Consider the following explanation from Unger’s Bible Dictionary (UBD): “Although the doctrine of the Trinity is implicit rather than explicit in the Old Testament, at the same time, it is properly held that with the accompanying light of the New Testament this truth can be found in the Old (e.g., Num. 6:24-26; Isa. 6:3; 63:9, 10, the sanctity of the symbolical number three)” (p. 1118).

Besides the fact that the New Testament does not, in fact, offer anything that helps bring the trinity to light in the Old Testament, another problem in the above argument is the misuse of symbolism associated with the number three. Throughout Scripture, we see a pattern of three used to denote completion of time and events—but never in reference to God.

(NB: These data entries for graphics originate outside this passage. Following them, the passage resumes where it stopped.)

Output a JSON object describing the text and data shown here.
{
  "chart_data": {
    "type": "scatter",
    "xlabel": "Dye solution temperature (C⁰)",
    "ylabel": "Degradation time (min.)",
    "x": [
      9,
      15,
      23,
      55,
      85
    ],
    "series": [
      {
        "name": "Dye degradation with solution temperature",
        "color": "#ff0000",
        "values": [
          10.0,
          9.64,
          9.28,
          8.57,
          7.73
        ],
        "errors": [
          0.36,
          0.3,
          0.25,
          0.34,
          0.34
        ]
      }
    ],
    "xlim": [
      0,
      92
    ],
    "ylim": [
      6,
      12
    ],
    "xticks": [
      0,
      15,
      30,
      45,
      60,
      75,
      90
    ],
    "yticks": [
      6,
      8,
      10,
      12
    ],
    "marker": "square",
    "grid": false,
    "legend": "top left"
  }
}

Consider these. God uses three annual Holy Day seasons to depict His Plan of salvation (Deut. 16:16), punctuated by three resurrections (I Thes. 4:16; Rev. 20:5-15). Jonah was in the belly of a great fish three days and three nights (Jonah 1:17). Christ pointed to Jonah, giving as the only sign that He was the Messiah the fact that He would be three days and three nights in the grave (Matt. 12:39-40). Notice that these are all time-related events!

By examining just one of the scriptures cited in the UBD, one can see the invalidity of the argument presented—and the mentioned quicksand on which trinitarian illogic stands. Notice: “The Lord bless you, and keep you: The Lord make His face shine upon you, and be gracious unto you: The Lord lift up His countenance upon you, and give you peace” (Num. 6:24-26). Merely because it references three things that the Lord does, trinitarian theologians and scholars actually claim this verse as one proof that ancient Israel recognized a triune godhead.

Before we explain why they believe this, do you see any part of this passage that espouses a triune godhead? Of course not! And it is “the Lord,” not the Father or the Holy Spirit, who is mentioned in all three places.

It should be a source of embarrassment for trinitarian theologians when they use such silly illogic to hold to what they call a mystery. Why not just let it stand as a mystery without pretending through use of such nonsense as the above that it comes from the Bible?

Then this: How can theologians attest that ancient Israel believed in the trinity when they later rejected Christ, accusing Him of blasphemy when He claimed to be God’s Son? And, as Acts 19:2 shows, some had not even “so much as heard whether there be any Holy Spirit.” If ancient Israel as a whole had recognized (in form or principle) the existence of the Holy Spirit as a third member of a supposed triune godhead, how could these Jews have no knowledge of it whatsoever?

Under plain and thorough examination, such “proofs” disintegrate.

If a belief in a trinity had been at the core of ancient Israel’s worship of God, and if Numbers 6:24-26 is a blueprint for it, why is it not explicit? If Numbers 6:1-27 constitutes a supposed trinitarian “deific formula,” as some assert, why would God hide its meaning in a cryptic and coded message, instead of clearly showing three members of the godhead in this passage?